On the other hand, transformational leadership wants to “transform” the followers towards a desired direction, and thus goes beyond the transactional style. This style is based on ethics and sets long-term goals (Northouse, 1997). According to Covey, “the goal of transformational leadership is to ‘transform’ people and organizations in a literal sense – to change them in mind and heart; enlarge vision, insight, and understanding; clarify purposes; make behavior congruent with beliefs, principles, or values; and bring about changes that are permanent, self-perpetuating, and momentum building” (Covey, 1990).
Both of the leadership styles have their refined avatars, as transactional style has LMX (Leader-Member Exchange) Theory that suggests about creating a group of close followers, and transformational style has servant leadership model, which aims to produce selfless service. Its originator, Robert Greenleaf coined the phrase “Servant-Leadership” while formulating its mechanism around 1970s.

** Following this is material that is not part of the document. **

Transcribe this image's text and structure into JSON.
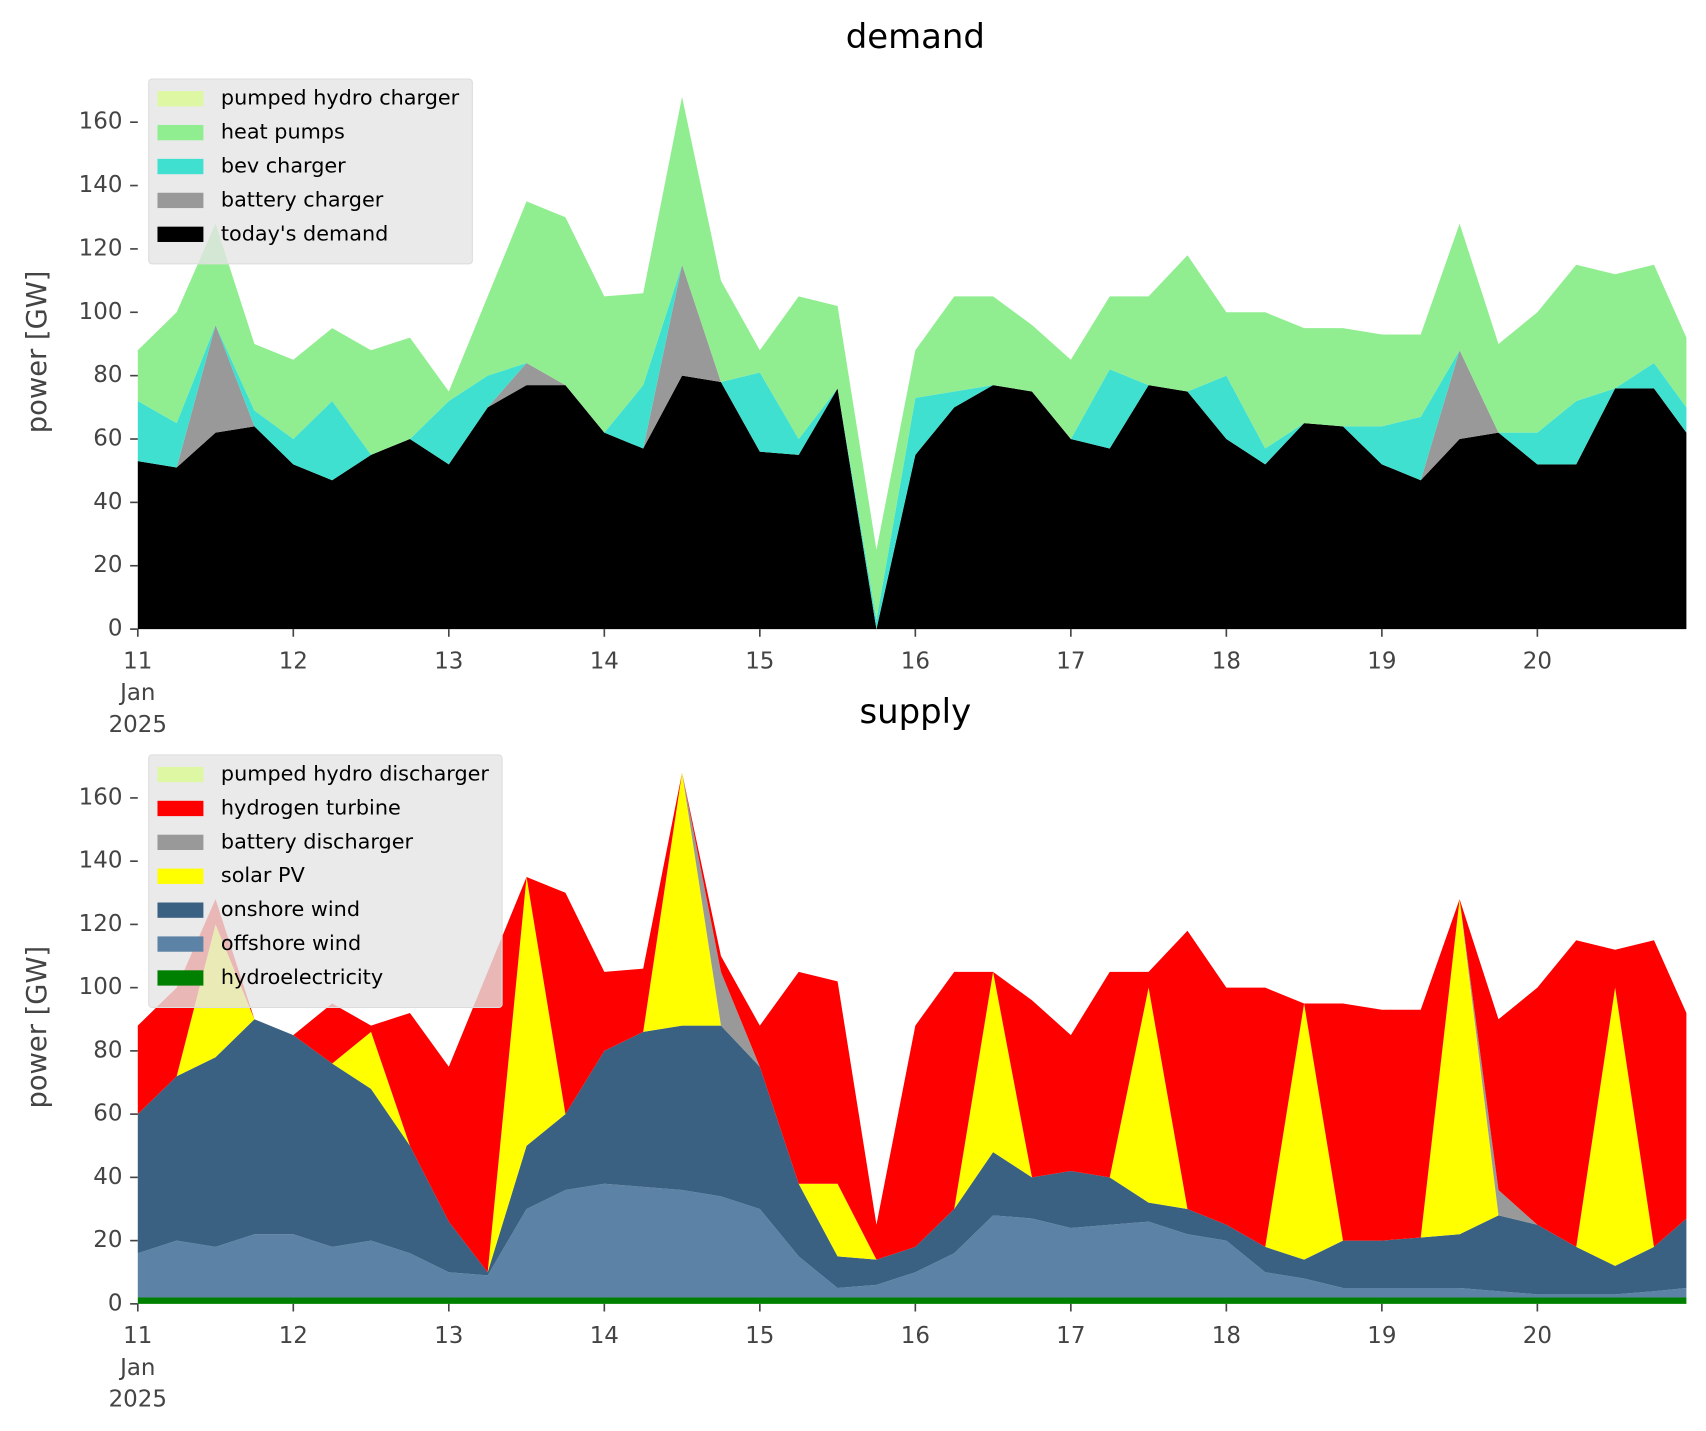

This style proposes to lead with a prophetic sensibility, while possessing “a sense for the unknowable”, an ability to “foresee the unforeseeable” and would be “thinking like a scientist, an artist, or a poet” (Greenleaf, 1977). This leadership model has earned the preference of Covey, who emphatically explained the current global situation and the role of servant-leadership in it, where he says, “A great movement is taking place throughout the world today. Its roots, I believe, are to be found in two powerful forces.
One is the dramatic globalization of markets and technology. And in a very pragmatic way, this tidal wave of change is fueling the impact of the second force: timeless, universal principles that have governed, and always will govern, all enduring success, especially those principles that give ‘air’ and ‘life’ and creative power to the human spirit that produces value in markets, organizations, families, and, most significantly, individual’s lives” (Covey, 1992)
Covey’s words carry the essence of the modern times, where the old concept of “earning more with less” is gradually fading out, as it is evident from the current business trend, where the concept of “providing more for less” is rapidly gaining its ground. The companies are now giving away computers, printers or mobiles for free to earn business from broadband, printing or mobile call charges.